Wundermittel Transparenz?

Österreichs Gesundheitswesen braucht intelligente Organisation und keine Desavouierung des medizinischen Personals.

Nach Ansicht von Gesundheitsminister Alois Stöger und Patientenanwältin Sigrid Pilz heilt Transparenz alle Wunden. Das Wundermittel Transparenz soll überlange Wartezeiten auf medizinische Diagnoseleistungen und Behandlungen, die in vielen Bereichen des Gesundheitswesens explosiv zunehmen und teils lebensbedrohende Ausmaße erlangen, beseitigen.

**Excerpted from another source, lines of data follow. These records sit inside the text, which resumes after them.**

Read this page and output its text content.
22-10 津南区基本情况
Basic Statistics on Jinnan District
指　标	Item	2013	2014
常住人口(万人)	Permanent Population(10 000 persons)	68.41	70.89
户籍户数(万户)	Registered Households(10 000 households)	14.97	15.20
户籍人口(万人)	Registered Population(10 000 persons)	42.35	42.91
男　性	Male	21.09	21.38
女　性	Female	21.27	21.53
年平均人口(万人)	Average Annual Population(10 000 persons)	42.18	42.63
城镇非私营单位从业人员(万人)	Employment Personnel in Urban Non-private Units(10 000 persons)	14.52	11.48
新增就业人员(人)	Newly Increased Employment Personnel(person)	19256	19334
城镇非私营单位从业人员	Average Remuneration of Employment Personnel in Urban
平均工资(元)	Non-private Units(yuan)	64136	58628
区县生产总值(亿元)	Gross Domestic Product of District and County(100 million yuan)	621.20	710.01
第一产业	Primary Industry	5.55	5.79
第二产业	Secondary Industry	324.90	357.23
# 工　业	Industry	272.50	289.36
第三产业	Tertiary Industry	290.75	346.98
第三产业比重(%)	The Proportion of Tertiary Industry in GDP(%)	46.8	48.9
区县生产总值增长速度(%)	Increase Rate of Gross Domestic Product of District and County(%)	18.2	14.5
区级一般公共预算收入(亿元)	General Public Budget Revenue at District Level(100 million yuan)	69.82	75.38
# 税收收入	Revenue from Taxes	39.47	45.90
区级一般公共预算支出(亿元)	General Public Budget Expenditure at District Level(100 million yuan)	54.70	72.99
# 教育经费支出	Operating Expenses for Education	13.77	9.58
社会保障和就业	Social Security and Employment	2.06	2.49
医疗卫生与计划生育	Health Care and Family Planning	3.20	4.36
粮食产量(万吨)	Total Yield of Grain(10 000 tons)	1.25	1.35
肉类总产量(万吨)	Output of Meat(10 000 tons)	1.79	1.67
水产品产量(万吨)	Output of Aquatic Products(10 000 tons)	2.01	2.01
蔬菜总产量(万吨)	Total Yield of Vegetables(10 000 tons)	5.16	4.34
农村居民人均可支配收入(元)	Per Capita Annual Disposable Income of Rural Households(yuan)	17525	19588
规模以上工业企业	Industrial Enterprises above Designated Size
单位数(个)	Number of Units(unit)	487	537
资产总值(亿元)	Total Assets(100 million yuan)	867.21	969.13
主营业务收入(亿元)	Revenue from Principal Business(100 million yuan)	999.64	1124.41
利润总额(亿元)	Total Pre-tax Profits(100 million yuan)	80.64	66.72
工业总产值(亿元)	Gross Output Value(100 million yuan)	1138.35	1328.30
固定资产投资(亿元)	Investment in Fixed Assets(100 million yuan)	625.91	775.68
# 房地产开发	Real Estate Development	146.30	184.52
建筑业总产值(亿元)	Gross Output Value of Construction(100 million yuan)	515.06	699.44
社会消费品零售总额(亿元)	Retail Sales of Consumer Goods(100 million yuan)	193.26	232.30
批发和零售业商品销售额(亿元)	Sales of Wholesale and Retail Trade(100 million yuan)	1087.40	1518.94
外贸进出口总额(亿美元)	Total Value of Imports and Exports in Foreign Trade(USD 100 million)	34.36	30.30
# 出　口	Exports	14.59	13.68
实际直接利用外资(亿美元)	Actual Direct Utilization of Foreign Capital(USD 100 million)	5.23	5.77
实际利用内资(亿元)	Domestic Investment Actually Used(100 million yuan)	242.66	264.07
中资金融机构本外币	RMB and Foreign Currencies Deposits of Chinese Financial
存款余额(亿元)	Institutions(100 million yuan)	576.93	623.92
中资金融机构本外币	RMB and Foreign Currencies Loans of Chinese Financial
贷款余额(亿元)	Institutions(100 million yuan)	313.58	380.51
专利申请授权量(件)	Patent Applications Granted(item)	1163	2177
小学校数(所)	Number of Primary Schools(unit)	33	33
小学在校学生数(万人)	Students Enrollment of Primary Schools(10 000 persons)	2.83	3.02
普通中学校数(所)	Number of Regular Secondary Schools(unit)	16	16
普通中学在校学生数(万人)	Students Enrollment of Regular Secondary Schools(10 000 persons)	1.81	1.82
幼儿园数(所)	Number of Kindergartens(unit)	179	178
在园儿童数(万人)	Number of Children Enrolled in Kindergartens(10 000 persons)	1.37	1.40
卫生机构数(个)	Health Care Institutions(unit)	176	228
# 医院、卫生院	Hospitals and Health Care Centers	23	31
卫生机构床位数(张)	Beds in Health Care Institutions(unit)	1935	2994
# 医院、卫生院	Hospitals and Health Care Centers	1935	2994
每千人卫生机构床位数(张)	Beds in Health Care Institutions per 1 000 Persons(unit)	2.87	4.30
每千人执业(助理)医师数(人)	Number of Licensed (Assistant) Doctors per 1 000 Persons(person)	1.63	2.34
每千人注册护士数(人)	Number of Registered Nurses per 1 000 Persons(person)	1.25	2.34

Hier zeigen sich erneut die Macht der IT-Lobby, die ein neues Geschäftsmodell platziert, und das Unwissen unserer Politiker über die medizinische Realität. Internetbasierte Anmeldesysteme und transparente Wartelisten ändern nämlich nichts an Wartezeiten – es sei denn, das medizinische Personal ist entweder faul oder korrupt oder beides. Dass diese Unterstellung hinter den geforderten Maßnahmen steht, ist leider evident und umso verwunderlicher, als sie von der gesundheitspolitischen Führung kommt. Dabei beruht gerade das Gesundheitswesen auf einer Vertrauensbeziehung zwischen medizinischem Personal und hilfebedürftigen Kranken, was in Österreich trotz häufiger politischer Störmaßnahmen immer noch relativ gut funktioniert. Zurückzuführen ist dies nicht auf die hervorragenden Arbeitsbedingungen oder die tolle Bezahlung unseres Fachpersonals, sondern auf einen hohen Grad an Kompetenz und Idealismus bis hin zur Aufopferung der eigenen Gesundheit in allen Gesundheitsberufen.

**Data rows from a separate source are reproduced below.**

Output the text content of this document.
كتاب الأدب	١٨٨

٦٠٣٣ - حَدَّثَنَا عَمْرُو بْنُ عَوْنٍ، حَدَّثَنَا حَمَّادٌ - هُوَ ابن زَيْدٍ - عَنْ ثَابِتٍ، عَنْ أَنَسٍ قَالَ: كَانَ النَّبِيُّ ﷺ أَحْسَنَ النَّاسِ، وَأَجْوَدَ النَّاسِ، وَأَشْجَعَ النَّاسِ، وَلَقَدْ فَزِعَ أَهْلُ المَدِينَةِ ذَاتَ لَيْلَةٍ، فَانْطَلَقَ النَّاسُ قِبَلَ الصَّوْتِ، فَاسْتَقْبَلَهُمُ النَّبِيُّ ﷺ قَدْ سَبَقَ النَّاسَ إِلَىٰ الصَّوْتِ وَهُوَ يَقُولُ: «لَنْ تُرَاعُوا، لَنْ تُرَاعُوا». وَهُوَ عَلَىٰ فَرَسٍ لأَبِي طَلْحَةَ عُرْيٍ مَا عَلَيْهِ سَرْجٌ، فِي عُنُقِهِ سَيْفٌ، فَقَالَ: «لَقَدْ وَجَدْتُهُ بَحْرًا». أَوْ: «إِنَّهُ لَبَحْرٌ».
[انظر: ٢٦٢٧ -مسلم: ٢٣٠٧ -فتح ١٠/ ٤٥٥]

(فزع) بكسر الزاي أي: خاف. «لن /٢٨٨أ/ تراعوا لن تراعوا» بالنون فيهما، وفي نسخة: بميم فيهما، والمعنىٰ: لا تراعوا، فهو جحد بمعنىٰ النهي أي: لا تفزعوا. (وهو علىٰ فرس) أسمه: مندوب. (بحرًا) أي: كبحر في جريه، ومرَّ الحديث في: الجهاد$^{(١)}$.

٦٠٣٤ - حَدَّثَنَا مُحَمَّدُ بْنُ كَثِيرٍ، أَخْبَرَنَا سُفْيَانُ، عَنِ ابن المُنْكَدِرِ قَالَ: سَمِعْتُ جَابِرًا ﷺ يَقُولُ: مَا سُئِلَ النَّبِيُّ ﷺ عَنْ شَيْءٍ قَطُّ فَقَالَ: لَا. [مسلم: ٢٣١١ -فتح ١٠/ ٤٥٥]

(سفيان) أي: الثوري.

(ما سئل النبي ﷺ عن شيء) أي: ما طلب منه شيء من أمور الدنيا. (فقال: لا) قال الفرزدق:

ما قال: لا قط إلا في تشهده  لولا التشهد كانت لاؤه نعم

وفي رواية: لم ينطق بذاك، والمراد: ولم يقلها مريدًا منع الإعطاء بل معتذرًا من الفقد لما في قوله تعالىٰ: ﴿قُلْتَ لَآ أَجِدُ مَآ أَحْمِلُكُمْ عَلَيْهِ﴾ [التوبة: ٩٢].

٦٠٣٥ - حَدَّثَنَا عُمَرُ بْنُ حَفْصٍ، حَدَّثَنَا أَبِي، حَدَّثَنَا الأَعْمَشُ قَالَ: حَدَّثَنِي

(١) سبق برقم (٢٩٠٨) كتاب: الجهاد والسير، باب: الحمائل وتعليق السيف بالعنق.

Ignorierte Kapazitätsdefizite

Als Beispiel für politisch ignorierte Kapazitätsdefizite sei der Mangel an strahlentherapeutischer Versorgungskapazität im Osten Österreichs genannt, der auf Inkompetenz in der Gesundheitsplanung und politischen Fehlentscheidungen beruht. Statt acht Linearbeschleunigern pro Million Einwohner – das wäre westeuropäischer Standard – stehen in Ostösterreich für die Krebsbehandlung nur 4,5 Geräte zur Verfügung, was Ostblockniveau entspricht.

Die Deckelungen bei diagnostischen Leistungen führen zu Versorgungsengpässen bei CT- und MR-Untersuchungen, beides ebenfalls wichtige Leistungen, gerade für die Krebstherapie. Das Einsparungspotenzial im Gesundheitswesen, das nun im Rahmen der Gesundheitsreform gehoben werden soll, wird mit Sicherheit die Situation noch weiter verschärfen.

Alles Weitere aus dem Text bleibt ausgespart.